Qualified disaster relief payments come with only a few drawbacks. In particular, recipients of qualified disaster relief payments may not claim deductions for expenses reimbursed by such payments.
In making qualified disaster relief payments to employees in connection with the COVID-19 pandemic, employers should keep in mind the following points:
- The payment amounts should be for reasonable and necessary personal, family, living, or funeral expenses incurred by the employee as a result of the pandemic. The payment amounts should neither be based upon, nor be calculated by reference to, the wages or other compensation that would have been paid to the employee but for the pandemic.

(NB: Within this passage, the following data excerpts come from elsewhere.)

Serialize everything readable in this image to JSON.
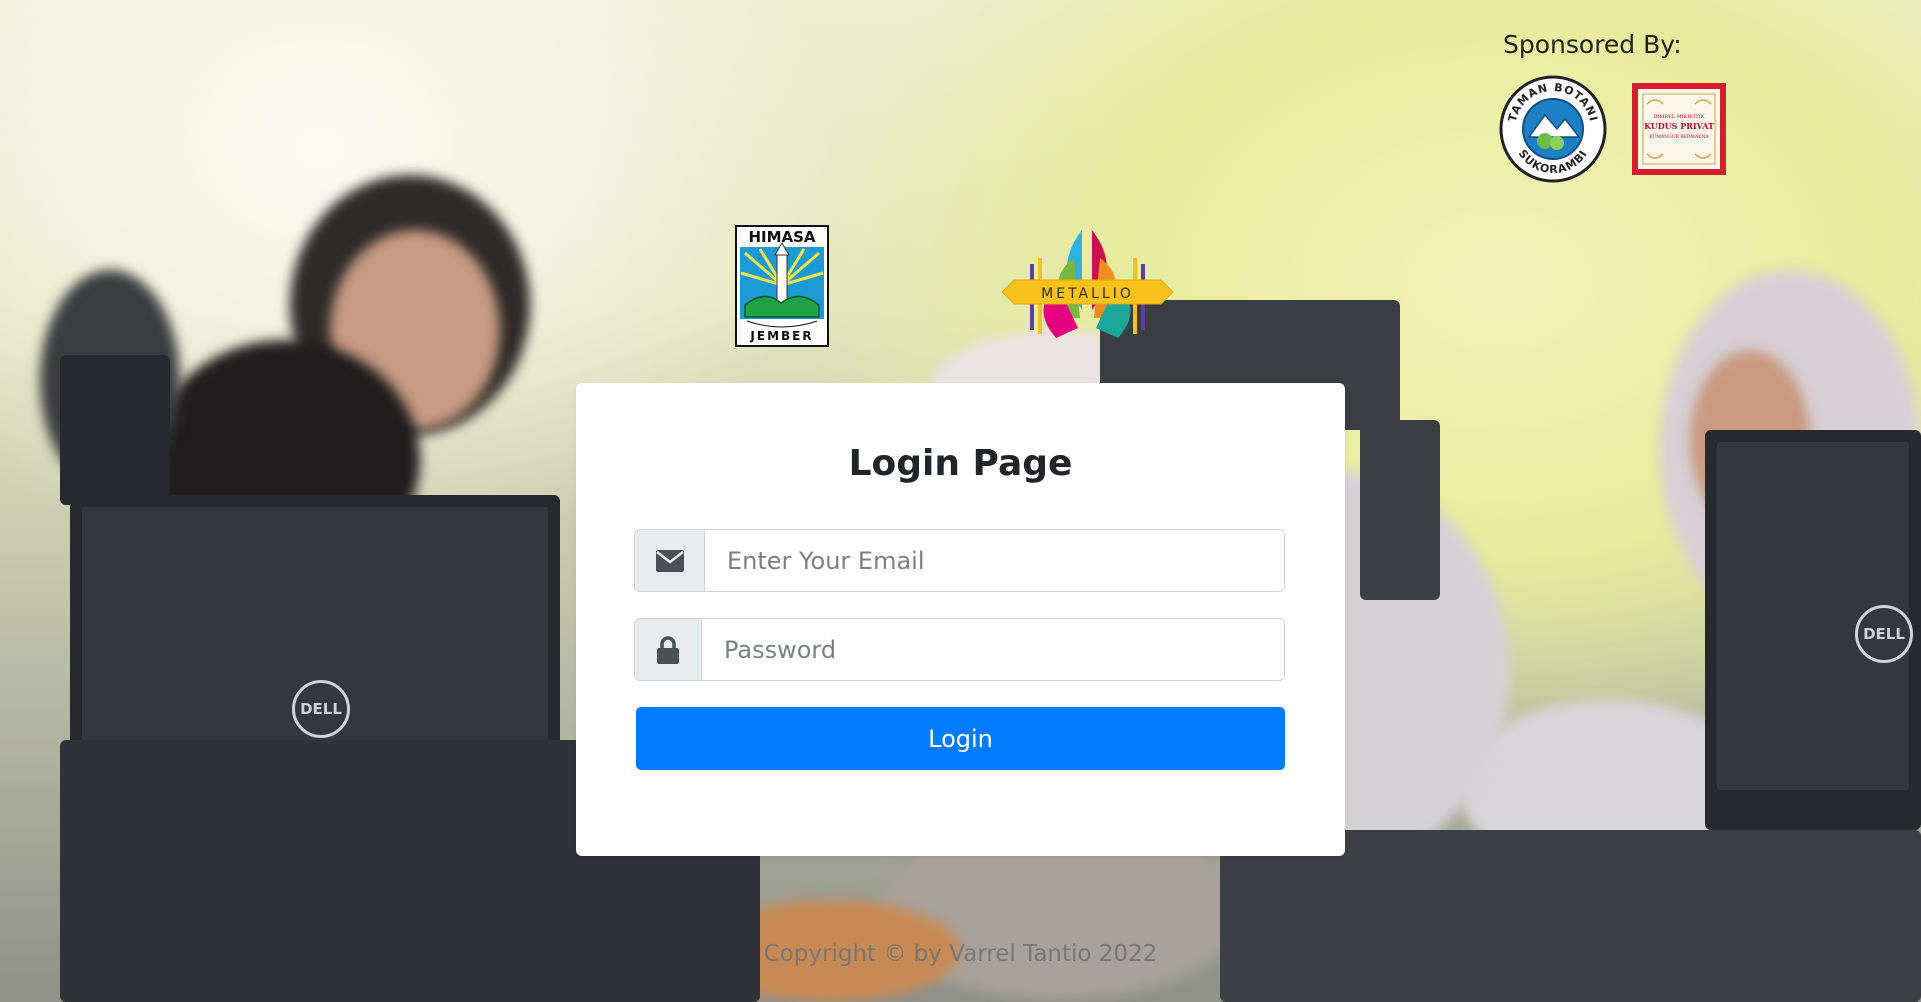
{
  "sponsors": {
    "title": "Sponsored By:",
    "items": [
      {
        "name": "Taman Botani Sukorambi",
        "top_text": "TAMAN BOTANI",
        "bottom_text": "SUKORAMBI"
      },
      {
        "name": "Kudus Privat",
        "lines": [
          "BIMBEL MIKROTIK",
          "KUDUS PRIVAT",
          "KUMANGUR BERMAKNA"
        ]
      }
    ]
  },
  "logos": {
    "himasa": {
      "top_text": "HIMASA",
      "bottom_text": "JEMBER"
    },
    "metallio": {
      "text": "METALLIO"
    }
  },
  "login": {
    "title": "Login Page",
    "email_placeholder": "Enter Your Email",
    "password_placeholder": "Password",
    "button_label": "Login"
  },
  "footer": {
    "copyright": "Copyright © by Varrel Tantio 2022"
  },
  "colors": {
    "primary": "#007bff",
    "addon_bg": "#e9ecef",
    "card_bg": "#ffffff"
  },
  "icons": {
    "email": "envelope-icon",
    "password": "lock-icon"
  }
}
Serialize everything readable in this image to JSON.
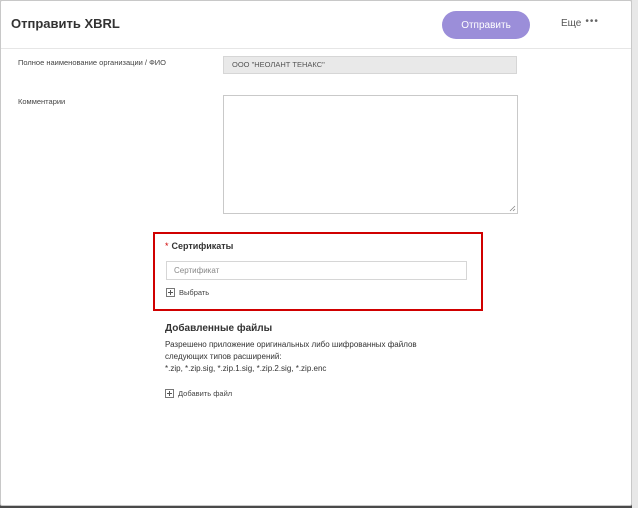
{
  "dialog": {
    "title": "Отправить XBRL",
    "send_label": "Отправить",
    "more_label": "Еще",
    "more_icon": "•••"
  },
  "form": {
    "org_label": "Полное наименование организации / ФИО",
    "org_value": "ООО \"НЕОЛАНТ ТЕНАКС\"",
    "comment_label": "Комментарии",
    "comment_value": ""
  },
  "certificates": {
    "required_mark": "*",
    "title": "Сертификаты",
    "placeholder": "Сертификат",
    "choose_label": "Выбрать",
    "highlight_color": "#d00000"
  },
  "files": {
    "title": "Добавленные файлы",
    "desc_line1": "Разрешено приложение оригинальных либо шифрованных файлов",
    "desc_line2": "следующих типов расширений:",
    "desc_line3": "*.zip, *.zip.sig, *.zip.1.sig, *.zip.2.sig, *.zip.enc",
    "add_label": "Добавить файл"
  },
  "colors": {
    "accent": "#9b8ed9"
  }
}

- While it is not necessary for an employer to establish a formal plan before making qualified disaster relief payments, it may be prudent to establish a written policy governing the making of such payments.
- Employees should be asked whether claimed expenses have been reimbursed by another source. If an employee were to receive reimbursement of an expense from an insurance company, for example, the reimbursement of the same expense by the employer would not qualify as a qualified disaster relief payment, and the employer’s payment could become fully taxable.
- Although employees are generally not required to substantiate expenses reimbursed by qualified disaster relief payments, employers should maintain records sufficient to substantiate the employers’ entitlement to any resulting deductions.